I am embarrassed to admit that there is one whole category of blogs I steer clear of: blogs by and for people with disabilities and illnesses. I am ashamed of this, because there are countless blogs by people who are suffering mightily with little hope of respite or who are without the means to pay for the drugs which might help them. I justify my callousness by thinking I can do nothing to help. I pray for them daily.

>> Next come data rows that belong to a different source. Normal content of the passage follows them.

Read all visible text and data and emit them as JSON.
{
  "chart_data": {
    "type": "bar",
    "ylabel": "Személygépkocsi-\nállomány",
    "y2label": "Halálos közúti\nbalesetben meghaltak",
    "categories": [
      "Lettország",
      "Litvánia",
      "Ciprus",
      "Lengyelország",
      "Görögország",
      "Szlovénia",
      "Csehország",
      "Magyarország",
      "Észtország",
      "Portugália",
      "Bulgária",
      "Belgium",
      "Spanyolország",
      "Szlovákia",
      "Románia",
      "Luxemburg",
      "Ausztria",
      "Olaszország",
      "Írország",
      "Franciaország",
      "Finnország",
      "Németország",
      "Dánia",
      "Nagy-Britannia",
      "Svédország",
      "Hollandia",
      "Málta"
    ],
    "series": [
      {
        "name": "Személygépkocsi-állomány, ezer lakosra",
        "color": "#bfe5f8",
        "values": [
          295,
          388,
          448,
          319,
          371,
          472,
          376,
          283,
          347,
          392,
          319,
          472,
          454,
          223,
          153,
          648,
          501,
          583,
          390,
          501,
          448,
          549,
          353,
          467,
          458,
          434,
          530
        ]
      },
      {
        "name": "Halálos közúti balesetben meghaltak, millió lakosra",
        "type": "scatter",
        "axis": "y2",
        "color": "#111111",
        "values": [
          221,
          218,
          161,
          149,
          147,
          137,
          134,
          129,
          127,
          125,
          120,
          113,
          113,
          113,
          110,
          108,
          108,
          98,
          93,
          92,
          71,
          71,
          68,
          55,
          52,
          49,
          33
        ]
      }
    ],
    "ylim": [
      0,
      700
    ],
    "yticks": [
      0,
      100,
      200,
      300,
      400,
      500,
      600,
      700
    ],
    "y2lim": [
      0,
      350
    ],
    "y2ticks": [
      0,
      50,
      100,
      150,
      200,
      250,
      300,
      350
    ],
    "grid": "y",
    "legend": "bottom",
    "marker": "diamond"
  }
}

I have spent most of this summer wrestling with my own condition. My kids said I should write about it—not to garner sympathy, because it is just about under control, but as a help to anyone who may meet the same symptoms and not know where to start. The condition is called trigeminal neuralgia and it is easy enough to look up. Early in the summer I noticed short blast of pain while I was eating or cleaning my teeth. By the time my brain realized there was pain involved, it usually stopped. I mentioned it to my doctor who told me to see my dentist. But I wasn’t due for a check up and it mostly went away until a Friday night in early July when I was awakened shortly after I fell asleep by the most astounding pain I had ever felt. It crept up the right side of my face like an un-remitting labor pain. I couldn’t speak: tears were rolling down my face. I didn’t want to go to the ER and I spent four pain-racked nights before I could get to see a dentist. (Note it only attacked me at night: during the days I was perfectly normal.) My dentist banged on all my teeth, but couldn’t trigger an attack. He took x-rays and after muttering “tic douloureux” he personally picked up the phone and made me an appointment with a diagnostic dental surgeon for the next day. A fancier office, words like maxillary surgeon, more pounding on the teeth. “It is not TMJ” was his verdict and he too personally got on the phone to make me an appointment next day with a neurologist, an adorable man called Boris who is the first doctor I have ever met with a sense of humor.

I’m going to make this short: it upsets me to write about it. Boris prescribed a drug called tegretol. It took away the pain, but had horrendous side effects. I threw up, walked like a drunken sailor and all my limbs twitched. Just as I was getting used to the drug, the pain came back, though by no means as harsh. Last week Boris upped the dosage and gave me a slow release form of the drug.

The situation is much better now and I promise not to write about it again. But if anyone reading this ever suffers the same problems, or knows someone who does, here’s a place to start. It tends to afflict women over 50 and almost always on the right side of the face, so I fell right into the demographic. Apparently it sometimes takes years to be diagnosed, but thanks to three wonderful doctors, it only took me four days.

Boris claims that my body will adjust to the medication. I can’t stop sleeping, I suspect my short-term memory is even worse than usual and my hands are quivering badly: typing and writing are an adventure, but I am grateful to be one of one of the fortunate ones. Otherwise I would be writing an agonizing blog that callous people like me wouldn’t read.

4 comments:

Ann said...

I am so sorry to read this, Beryl. I'm not going to go on and on, but I will keep you in my prayers. I think maybe part of what makes me not want to read those blogs (though I understand how some might, for support and educational purposes) is that the primary identity, at least online, gets defined to be "the disability," or "the disorder," or whatever. I think it's the nature of blogs that people aren't known in the fullness of who they truly are -- at least not for a long time. So your identity becomes your illness. That's not for me! Still -- I'm praying.

candyschultz said...

I too hope it gets better. You don't say what the prognosis is. Will it just go away or is it permanent?

Anonymous said...

Beryl_

I am so sorry that you are going through this. TMJ can be all consuming. You may want to consider finding a neuromuscular dentist in your area before you explore surgical options.

I do understand how painful this can be. I have been through 2 prosthesis systems, and just finished an experimental treatment actually growing a new TMJ for me.

Educate yourself and be proactive. There are several online forums if you would like to ask questions.

Good luck with everything! I pray things settle down for you.

Maggie May said...

I am really sorry that you are suffering from this terrible condition. I have read about other people who found it terribly painful.
I pray that it will go as quickly as it came.